The Cub, the Parson, the Doctor: James Boswell, Laurence Sterne, and Samuel Johnson in London

Authors

  • Adria Young

Abstract

Samuel Johnson (1709-1784) was the dominant literary figure of the later eighteenth century. He was most famed in his day as the author of the first comprehensive Dictionary of the English Language, but he would be eventually celebrated in equal measure as a great moral sage, essayist, poet, critic, conversationalist, and the second most quoted person in the English language after Shakespeare. Laurence Sterne (1713-1768) was an Irish-born Anglican clergyman who achieved instant celebrity as the author of one of the most wildly innovative comic novels in English, The Life and Opinions of Tristram Shandy, Gentleman.
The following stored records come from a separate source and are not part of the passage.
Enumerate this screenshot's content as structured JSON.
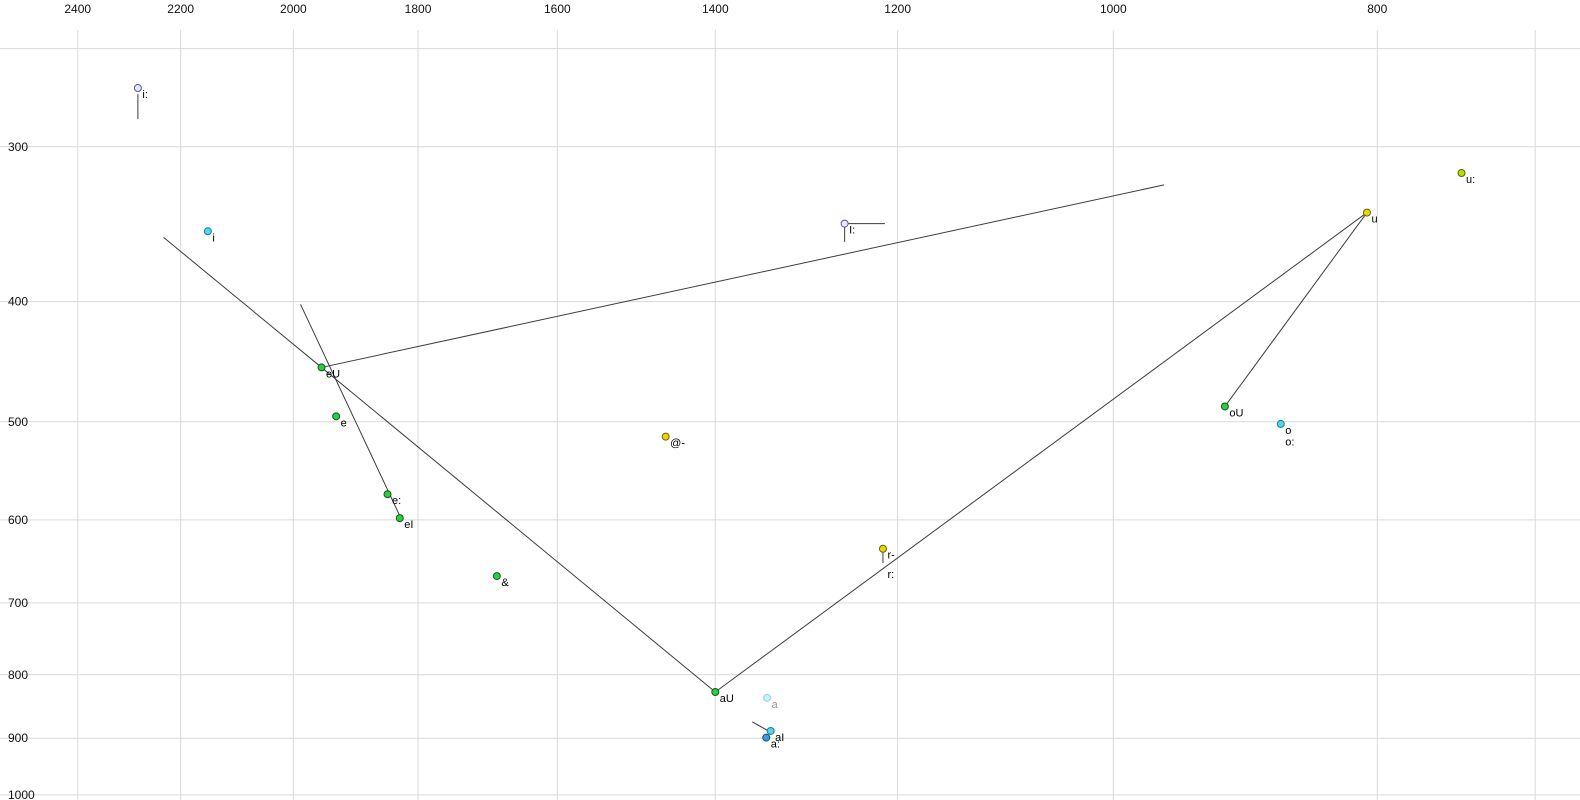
{
  "chart_data": {
    "type": "scatter",
    "title": "",
    "xlabel": "",
    "ylabel": "",
    "description": "Vowel formant chart (F2 horizontal reversed log axis, F1 vertical log axis) with diphthong trajectory lines",
    "x_axis": {
      "scale": "log",
      "reversed": true,
      "left_value": 2563,
      "right_value": 674,
      "ticks": [
        2400,
        2200,
        2000,
        1800,
        1600,
        1400,
        1200,
        1000,
        800
      ],
      "unlabeled_gridlines": [
        700
      ]
    },
    "y_axis": {
      "scale": "log",
      "increases_downward": true,
      "top_value": 241.5,
      "bottom_value": 1009.5,
      "ticks": [
        300,
        400,
        500,
        600,
        700,
        800,
        900,
        1000
      ],
      "unlabeled_gridlines": [
        250
      ]
    },
    "points": [
      {
        "label": "i:",
        "f2": 2281,
        "f1": 269,
        "fill": "#e9e9ff",
        "stroke": "#5050aa",
        "marker": true
      },
      {
        "label": "i",
        "f2": 2150,
        "f1": 351,
        "fill": "#4dd9e8",
        "stroke": "#1b7f8c",
        "marker": true
      },
      {
        "label": "I:",
        "f2": 1255,
        "f1": 346,
        "fill": "#e9e9ff",
        "stroke": "#5050aa",
        "marker": true
      },
      {
        "label": "u:",
        "f2": 745,
        "f1": 315,
        "fill": "#b8e000",
        "stroke": "#4d6600",
        "marker": true
      },
      {
        "label": "u",
        "f2": 807,
        "f1": 339,
        "fill": "#e8d800",
        "stroke": "#6b6400",
        "marker": true
      },
      {
        "label": "eU",
        "f2": 1953,
        "f1": 452,
        "fill": "#2ecc40",
        "stroke": "#0e5c1d",
        "marker": true
      },
      {
        "label": "e",
        "f2": 1929,
        "f1": 495,
        "fill": "#2ecc40",
        "stroke": "#0e5c1d",
        "marker": true
      },
      {
        "label": "e:",
        "f2": 1847,
        "f1": 572,
        "fill": "#2ecc40",
        "stroke": "#0e5c1d",
        "marker": true
      },
      {
        "label": "eI",
        "f2": 1828,
        "f1": 598,
        "fill": "#2ecc40",
        "stroke": "#0e5c1d",
        "marker": true
      },
      {
        "label": "&",
        "f2": 1684,
        "f1": 666,
        "fill": "#2ecc40",
        "stroke": "#0e5c1d",
        "marker": true
      },
      {
        "label": "@-",
        "f2": 1460,
        "f1": 514,
        "fill": "#e8d800",
        "stroke": "#6b6400",
        "marker": true
      },
      {
        "label": "r-",
        "f2": 1215,
        "f1": 633,
        "fill": "#e8d800",
        "stroke": "#6b6400",
        "marker": true
      },
      {
        "label": "r:",
        "f2": 1215,
        "f1": 656,
        "marker": false
      },
      {
        "label": "aU",
        "f2": 1400,
        "f1": 826,
        "fill": "#2ecc40",
        "stroke": "#0e5c1d",
        "marker": true
      },
      {
        "label": "a",
        "f2": 1340,
        "f1": 835,
        "fill": "#c4f2ff",
        "stroke": "#8fd4e6",
        "label_color": "#9a9a9a",
        "marker": true
      },
      {
        "label": "aI",
        "f2": 1336,
        "f1": 888,
        "fill": "#4dd9e8",
        "stroke": "#1b7f8c",
        "marker": true
      },
      {
        "label": "a:",
        "f2": 1341,
        "f1": 899,
        "fill": "#3b9ae0",
        "stroke": "#1b4f8c",
        "marker": true
      },
      {
        "label": "oU",
        "f2": 910,
        "f1": 486,
        "fill": "#2ecc40",
        "stroke": "#0e5c1d",
        "marker": true
      },
      {
        "label": "o",
        "f2": 868,
        "f1": 502,
        "fill": "#4dd9e8",
        "stroke": "#1b7f8c",
        "marker": true
      },
      {
        "label": "o:",
        "f2": 868,
        "f1": 513,
        "marker": false
      }
    ],
    "segments": [
      {
        "name": "i-to-eU",
        "from": [
          2232,
          355
        ],
        "to": [
          1953,
          452
        ]
      },
      {
        "name": "eU-to-upper-right",
        "from": [
          1953,
          452
        ],
        "to": [
          958,
          322
        ]
      },
      {
        "name": "e-cluster-line",
        "from": [
          1988,
          402
        ],
        "to": [
          1825,
          600
        ]
      },
      {
        "name": "eU-to-aU",
        "from": [
          1953,
          452
        ],
        "to": [
          1400,
          826
        ]
      },
      {
        "name": "aU-to-u",
        "from": [
          1400,
          826
        ],
        "to": [
          807,
          339
        ]
      },
      {
        "name": "u-to-oU",
        "from": [
          807,
          339
        ],
        "to": [
          910,
          486
        ]
      },
      {
        "name": "aI-tail",
        "from": [
          1357,
          873
        ],
        "to": [
          1336,
          890
        ]
      },
      {
        "name": "i-long-whisker",
        "from": [
          2281,
          272
        ],
        "to": [
          2281,
          285
        ]
      },
      {
        "name": "I-long-whisker-h",
        "from": [
          1255,
          346
        ],
        "to": [
          1213,
          346
        ]
      },
      {
        "name": "I-long-whisker-v",
        "from": [
          1255,
          346
        ],
        "to": [
          1255,
          358
        ]
      },
      {
        "name": "r-whisker",
        "from": [
          1215,
          633
        ],
        "to": [
          1215,
          650
        ]
      }
    ],
    "grid": true,
    "legend": "none"
  },
  "style": {
    "background": "#ffffff",
    "grid_color": "#d9d9d9",
    "segment_color": "#3c3c3c",
    "tick_text_color": "#111111",
    "point_label_color": "#000000"
  }
}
Though the novel is now considered a key work in the evolution of the novel and a precursor to postmodernist experiments in self-reflexive writing, not every reader has responded favourably to its dizzying novelties. Samuel Johnson, who likely never met Sterne, notoriously if incorrectly predicted that the novel‘s popularity would fade. James Boswell (1740-1795) also aimed to become a great literary author of the period but his reputation did not fare as well as Johnson‘s or Sterne‘s. A generation after his death, he had come to be seen as a buffoon who had needled his way into the company of the powerful and talented while displaying little talent or with himself. The 19th-century essayist Lord Macaulay pronounced him “one of the smallest men who ever lived [...] a man of the meanest and feeblest intellect [...] shallow and pedantic, a bigot and a sot [...] a common butt in the taverns of London.” Yet Boswell kept meticulous records of his conversations with the eminent writers and thinkers of his age, and from these records were produced not only a remarkable series of journals, unmatched in their detail and directness, but equally one indisputable masterpiece, his Life of Johnson, which is generally regarded as the greatest biography in English.

In this ambitious and exhaustively researched paper, Adria Young gathers pretty much all evidence available (and there‘s not much of it) connecting Sterne to Johnson, with Boswell emerging as a go-between connecting these two very different personalities. But more than showing how their lives may have intersected, Young develops a lively and suggestive argument about how Boswell, always in search of a father-figure, ultimately shed the exuberant Sterne‘s early influence in favour of Johnson‘s sturdier guidance.